As it happens most of the “realistic” or “hard-headed” arguments made against reunification, as opposed to mere ideological postulation, are built upon weak stuff. Here is former RTÉ journalist Tommie Gorman:
A new proposition gaining popularity is “the game is up for unionists, Northern Ireland is a failed state and it’s time to push for a united Ireland”.
The RTÉ/TG4 poll, conducted alongside the May local and European elections, suggested 65% of voters south of the border would back a United Ireland if a referendum were held tomorrow.
Had the respondents or indeed the pollsters ever heard of the system of Motability or Disability Living Allowance (DLA) cars?
Motability is the scheme providing motoring to over three million disabled people and their families in the UK, Northern Ireland included.
Google search any of the main garages in Northern Ireland and it will explain how participants in the Motability Scheme are entitled to a new car every three years, replacement tyres, free insurance and road tax, no cost servicing and repairs, free breakdown cover and two named drivers for the vehicle.
One significant dealer in Northern Ireland says at particular times in the year 25% of his car sales are through the scheme.
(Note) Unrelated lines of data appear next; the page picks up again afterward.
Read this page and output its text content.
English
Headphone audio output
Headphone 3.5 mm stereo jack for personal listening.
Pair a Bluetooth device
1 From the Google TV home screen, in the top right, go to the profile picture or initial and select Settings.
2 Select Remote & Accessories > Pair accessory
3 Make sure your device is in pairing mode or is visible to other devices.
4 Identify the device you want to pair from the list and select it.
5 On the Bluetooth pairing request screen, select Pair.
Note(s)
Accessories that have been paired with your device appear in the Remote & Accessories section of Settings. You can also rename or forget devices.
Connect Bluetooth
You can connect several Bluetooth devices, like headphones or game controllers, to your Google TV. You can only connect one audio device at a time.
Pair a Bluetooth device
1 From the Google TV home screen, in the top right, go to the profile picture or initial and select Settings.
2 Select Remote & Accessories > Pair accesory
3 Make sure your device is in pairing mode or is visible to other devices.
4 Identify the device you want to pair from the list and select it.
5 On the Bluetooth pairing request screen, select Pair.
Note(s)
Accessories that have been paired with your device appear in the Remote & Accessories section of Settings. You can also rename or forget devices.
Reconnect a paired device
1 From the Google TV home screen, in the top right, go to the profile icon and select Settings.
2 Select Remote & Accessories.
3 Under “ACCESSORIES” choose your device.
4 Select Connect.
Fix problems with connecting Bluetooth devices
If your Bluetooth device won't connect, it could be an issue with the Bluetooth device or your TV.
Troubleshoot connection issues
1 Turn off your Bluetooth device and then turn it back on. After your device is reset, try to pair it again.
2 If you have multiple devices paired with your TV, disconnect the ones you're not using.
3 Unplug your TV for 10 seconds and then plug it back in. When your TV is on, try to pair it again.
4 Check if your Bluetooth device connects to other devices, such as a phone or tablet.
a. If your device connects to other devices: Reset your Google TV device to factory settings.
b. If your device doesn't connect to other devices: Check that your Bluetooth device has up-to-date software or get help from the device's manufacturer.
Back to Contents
He also points out that the recipients are receiving no more or no less than their entitlements under the scheme.
Would the DLA system be part of the new Ireland? If yes, who would pay for it?
Would it not be the same people who pay for the free all-Ireland travel subsidy for pensioners? Or any of the other allowances that have been brought into effect by the authorities in Dublin and underwritten through the general system of taxation?
Of course we all know that the UK enjoys a significantly better health service than we have in Ireland and that this needs to be addressed in any debate about reunification. It simply can’t be ignored or we run the risk of the failed Scottish independence referendum of 2014. Or worse: Brexit. However, there is also no doubt that the UK-run Six Counties is one of the most impoverished regions of the United Kingdom and the European Union in general, with the public sector subsiding most aspects of the economy. Far from being an exemplar of the benefits of British rule, the North of Ireland is a basket case, politically, economically and socially, and has been in that condition since its inception in the 1920s. As a straightforward legacy of colonialism “Northern Ireland” offers no real and lasting benefit to its inhabitants beyond those who place national identity above their own personal well-being or that of their children. And when you have an open and festering wound that needs remedial surgery no amount of free plasters and lollipops is going to fix it.